Supposition that Microsoft designed SDB files for easy preparation from XML input is explicitly confirmed by a comment in a header file, named SHIMDB.H, that Microsoft publishes in a Windows Driver Kit (WDK) for Windows 10. How or why SHIMDB.H came to be public may be anyone’s guess. It has no programmatic content of its own. It merely includes other headers, some of which aren’t supplied. But even if this header is pretty much useless to programmers outside Microsoft, its disclosure is welcome for clarifying the history:
This "database" is more of a tagged file, designed to mimic the structure of an XML file. An XML file can be converted into this packed data format easily, and all strings will by default be packed into a stringtable and referenced by a DWORD identifier, so files that contain a lot of common strings (like the XML used by the App Compat team) will not bloat.
It is important to keep in mind, however, that even with this confirmation that what Microsoft compiles SDB files from is XML specifically, no amount of studying SDB files or Microsoft’s documentation of the API for working with SDB files or even the binary code of programs that come with Windows—and most likely not the source code, either—gives any deduction of what Microsoft’s XML looks like.

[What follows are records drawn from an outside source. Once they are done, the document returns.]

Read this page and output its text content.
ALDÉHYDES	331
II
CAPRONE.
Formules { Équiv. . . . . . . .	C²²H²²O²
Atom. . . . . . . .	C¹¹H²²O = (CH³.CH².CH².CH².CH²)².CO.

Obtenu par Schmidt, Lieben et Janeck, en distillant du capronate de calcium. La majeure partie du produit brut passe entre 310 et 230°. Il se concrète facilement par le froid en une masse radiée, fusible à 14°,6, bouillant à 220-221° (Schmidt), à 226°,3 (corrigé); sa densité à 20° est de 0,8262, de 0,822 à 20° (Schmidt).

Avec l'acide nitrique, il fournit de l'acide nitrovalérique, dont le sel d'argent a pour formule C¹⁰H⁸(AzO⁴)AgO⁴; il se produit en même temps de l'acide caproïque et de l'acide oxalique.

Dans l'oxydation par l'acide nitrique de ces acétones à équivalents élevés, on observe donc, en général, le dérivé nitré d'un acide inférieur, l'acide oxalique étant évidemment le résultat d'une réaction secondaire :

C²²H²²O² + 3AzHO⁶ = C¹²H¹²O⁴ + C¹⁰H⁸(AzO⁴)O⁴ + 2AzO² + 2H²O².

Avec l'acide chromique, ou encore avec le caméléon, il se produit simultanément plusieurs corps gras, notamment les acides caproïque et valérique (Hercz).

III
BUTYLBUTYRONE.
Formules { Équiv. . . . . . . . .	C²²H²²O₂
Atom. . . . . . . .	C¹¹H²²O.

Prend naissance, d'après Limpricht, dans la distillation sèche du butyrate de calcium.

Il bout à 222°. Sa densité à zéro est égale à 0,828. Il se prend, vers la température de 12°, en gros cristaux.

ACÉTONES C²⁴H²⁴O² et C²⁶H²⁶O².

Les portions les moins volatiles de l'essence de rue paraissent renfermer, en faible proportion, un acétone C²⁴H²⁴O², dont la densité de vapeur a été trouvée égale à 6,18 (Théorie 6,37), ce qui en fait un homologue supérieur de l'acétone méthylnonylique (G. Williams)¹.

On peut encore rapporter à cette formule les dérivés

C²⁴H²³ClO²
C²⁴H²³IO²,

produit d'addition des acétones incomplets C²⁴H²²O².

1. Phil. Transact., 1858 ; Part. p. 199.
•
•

Outside of APPHELP.DLL and other such files that are on every Windows computer, there is the separately downloadable Application Compatibilty Toolkit (ACT), nowadays rebranded as the Windows Assessment and Deployment Kit (ADK). This kit’s Compatibility Administrator, named CompatAdmin.exe, and a program named QFixApp.exe that Microsoft supplied only with the kit’s early versions certainly can create SDB files from XML input. The intention is that system administrators and advanced users may create custom database files to support applications whose need for compatibility support was not known to Microsoft for the database files that are supplied with Windows. Both programs are tightly constrained, but they turn out to have the whole of Microsoft’s Shim Database Compiler built in. Microsoft surely has this compiler as a separate program, apparently named ShimDBC.exe, but its operation as code and data that is linked in to the Compatibility Administrator certainly is open to study.